Hope this helps! The nice part of the greenlet-based philosophy is that the select call is actually part of their hub module, as I recall, which will allow you to create a much more scalable and complex server more easily. It's pretty efficient too; there are a couple benchmarks floating around.

Upvotes: 3

Mark Rushakoff
Mark Rushakoff

Reputation: 258198

If you really wanted to be lazy (from a programmer standpoint, not an evaluation standpoint), you could set a timeout on your blocking read and just loop through all your sockets; if a timeout occurs, there wasn't any data available. Functionally, this is similar to what the select is doing, but it is taking that control away from the OS and putting it in your application.

Of course, this implies that as your sleep time gets smaller, your program will approach 100% CPU usage, so you wouldn't use it on a production app. It's fine for a toy though.

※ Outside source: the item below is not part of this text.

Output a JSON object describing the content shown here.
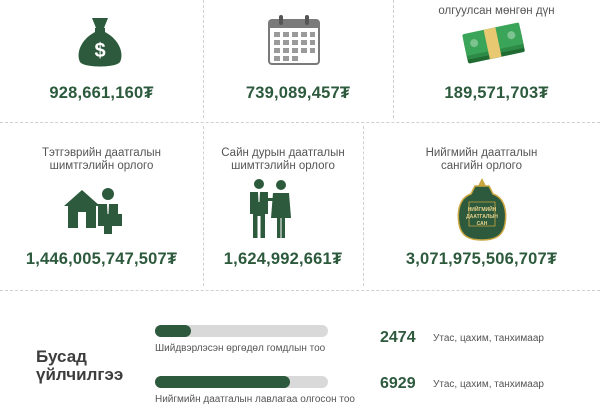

It would go something like this: (not tested)

def server():
    import sys, os, socket

    port = 11116
    host = ''
    backlog = 5 # Number of clients on wait.
    buf_size = 1024
    NUM_SOCKETS = 10
    START_PORT = 2000

    try:
            socket.setdefaulttimeout(0.5) # raise a socket.timeout error after a half second
            listening_sockets = []
            for i in range(NUM_SOCKETS):
                listening_socket = socket.socket(socket.AF_INET, socket.SOCK_STREAM)
                listening_socket.setsockopt(socket.SOL_SOCKET,socket.SO_REUSEADDR,1) 
                listening_socket.bind((host, START_PORT + i)) 
                listening_socket.listen(backlog)
                listening_sockets.append(listening_socket)
    except socket.error, (value, message):
            if listening_socket:
                    listening_socket.close()
            print 'Could not open socket: ' + message
            sys.exit(1)

    while True:
            for sock in listening_sockets:
                try:
                    accepted_socket, adress = sock_socket.accept()

                    data = sock.recv(buf_size)
                    if data:
                            sock_socket.send('Hello, and goodbye.')
                    sock.close()
                except socket.timeout:
                    pass

    server()

Upvotes: 2

Eric Petroelje
Eric Petroelje

Reputation: 60498

I'm not a python guy, but the function you are interested in is "select". This will allow you to watch multiple sockets and breaks out when activity occurs on any one of them.